DIFFERENT KINDS OF ADVENTURE
While I think that each and every writer has to share in the adventure of the stories they write, there is no one way to define “adventure.” Each person–and each literary genre–defines it differently. There are psychological adventures, romantic adventures, adventures of exploration and discovery involving physical danger…. Whatever kind of adventure enthralls you–whether you prefer having an outline to guide the fun, or you consider figuring things out as you go to be part of the charm–you have to be in the writing scene FOR the adventure, because let’s face it: writing is hard. And if you’re not with your characters every step of the way, walking in their shoes, feeling what they’re feeling or wondering how you would react facing their problems in your life, you’ll never care enough to put up with all the frustrations along the way until you work through them:
- writer’s block
- dips in confidence
- cutting passages you like but end up not contributing to the work
Let me tell you, you have to find an adventure that makes trudging through the struggles and the challenges worth the pain. You have to be on as great an adventure as your characters are, or you’ll pack it up and go home. Believe me.

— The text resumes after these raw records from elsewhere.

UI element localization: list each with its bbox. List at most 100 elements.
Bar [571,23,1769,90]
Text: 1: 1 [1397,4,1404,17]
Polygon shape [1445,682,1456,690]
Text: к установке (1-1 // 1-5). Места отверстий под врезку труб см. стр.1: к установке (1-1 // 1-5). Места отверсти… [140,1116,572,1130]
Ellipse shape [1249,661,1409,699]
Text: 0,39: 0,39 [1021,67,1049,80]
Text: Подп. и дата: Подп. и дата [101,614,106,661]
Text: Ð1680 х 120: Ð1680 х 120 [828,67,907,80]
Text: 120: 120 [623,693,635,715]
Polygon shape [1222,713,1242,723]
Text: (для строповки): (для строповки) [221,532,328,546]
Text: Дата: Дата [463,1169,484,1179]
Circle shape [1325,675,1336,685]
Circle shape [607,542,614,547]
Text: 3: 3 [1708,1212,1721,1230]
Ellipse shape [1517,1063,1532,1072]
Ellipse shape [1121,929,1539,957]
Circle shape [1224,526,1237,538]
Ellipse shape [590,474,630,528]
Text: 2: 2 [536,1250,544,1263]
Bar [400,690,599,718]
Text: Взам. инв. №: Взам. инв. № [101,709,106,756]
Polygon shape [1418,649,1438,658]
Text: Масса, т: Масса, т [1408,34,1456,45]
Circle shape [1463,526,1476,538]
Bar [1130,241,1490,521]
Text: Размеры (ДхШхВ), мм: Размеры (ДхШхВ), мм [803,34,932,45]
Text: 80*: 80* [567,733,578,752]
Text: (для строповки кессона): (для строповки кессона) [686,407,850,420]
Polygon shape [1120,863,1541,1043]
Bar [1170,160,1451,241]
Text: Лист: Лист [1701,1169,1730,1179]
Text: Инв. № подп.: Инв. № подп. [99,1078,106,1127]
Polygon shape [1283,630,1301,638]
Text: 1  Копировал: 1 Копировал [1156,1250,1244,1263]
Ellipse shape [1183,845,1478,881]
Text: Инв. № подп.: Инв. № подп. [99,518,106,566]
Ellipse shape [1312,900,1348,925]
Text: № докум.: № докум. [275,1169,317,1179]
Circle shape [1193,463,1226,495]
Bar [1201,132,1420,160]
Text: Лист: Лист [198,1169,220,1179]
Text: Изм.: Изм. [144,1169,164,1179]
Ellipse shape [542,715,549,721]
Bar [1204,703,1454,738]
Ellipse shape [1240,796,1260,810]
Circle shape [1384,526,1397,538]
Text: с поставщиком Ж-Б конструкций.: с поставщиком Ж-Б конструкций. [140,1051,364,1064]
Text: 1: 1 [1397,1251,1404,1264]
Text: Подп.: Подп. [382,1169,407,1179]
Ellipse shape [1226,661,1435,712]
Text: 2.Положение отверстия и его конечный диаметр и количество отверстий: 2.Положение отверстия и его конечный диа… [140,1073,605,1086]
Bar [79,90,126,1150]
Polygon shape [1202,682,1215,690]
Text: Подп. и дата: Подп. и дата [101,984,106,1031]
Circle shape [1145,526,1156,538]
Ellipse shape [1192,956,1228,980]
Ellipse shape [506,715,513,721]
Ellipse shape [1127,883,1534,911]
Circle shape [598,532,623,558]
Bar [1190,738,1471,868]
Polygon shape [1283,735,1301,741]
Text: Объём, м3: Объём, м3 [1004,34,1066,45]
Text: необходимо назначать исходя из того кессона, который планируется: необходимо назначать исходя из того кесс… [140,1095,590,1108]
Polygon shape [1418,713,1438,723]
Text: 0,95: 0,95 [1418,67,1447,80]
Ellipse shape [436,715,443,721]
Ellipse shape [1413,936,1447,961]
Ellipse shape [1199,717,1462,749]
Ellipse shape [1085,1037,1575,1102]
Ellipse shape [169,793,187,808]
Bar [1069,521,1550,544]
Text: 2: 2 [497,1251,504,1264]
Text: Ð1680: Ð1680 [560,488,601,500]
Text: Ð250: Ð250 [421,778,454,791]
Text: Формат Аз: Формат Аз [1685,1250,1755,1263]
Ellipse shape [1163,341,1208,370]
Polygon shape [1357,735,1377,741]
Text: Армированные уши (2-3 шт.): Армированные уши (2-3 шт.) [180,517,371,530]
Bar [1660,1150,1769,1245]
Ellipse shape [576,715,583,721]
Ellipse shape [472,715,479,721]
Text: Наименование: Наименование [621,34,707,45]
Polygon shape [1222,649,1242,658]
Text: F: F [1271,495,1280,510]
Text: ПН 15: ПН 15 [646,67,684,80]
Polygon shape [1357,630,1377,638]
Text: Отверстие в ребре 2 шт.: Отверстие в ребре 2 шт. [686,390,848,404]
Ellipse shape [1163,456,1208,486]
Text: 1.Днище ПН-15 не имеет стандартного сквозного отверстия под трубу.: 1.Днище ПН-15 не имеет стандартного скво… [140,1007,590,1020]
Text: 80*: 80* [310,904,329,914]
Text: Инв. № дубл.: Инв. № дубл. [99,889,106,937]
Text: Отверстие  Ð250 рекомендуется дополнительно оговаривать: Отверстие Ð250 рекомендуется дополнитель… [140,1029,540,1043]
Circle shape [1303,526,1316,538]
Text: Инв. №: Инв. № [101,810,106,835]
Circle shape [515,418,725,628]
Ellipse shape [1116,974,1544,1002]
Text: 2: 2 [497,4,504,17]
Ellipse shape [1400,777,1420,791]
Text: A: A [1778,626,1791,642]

I’ve done that. I wrote 100 pages of a novel once before I gave up…. Because there was no adventure. Nothing was happening. While I liked the characters, I didn’t like what some of them were doing, and I didn’t see how their actions would lead me to where I saw a possible adventure I could really invest in. So I started over, and began with the adventure itself, instead of trying to paint a background for it. That was one of the best writing decisions I’ve ever made!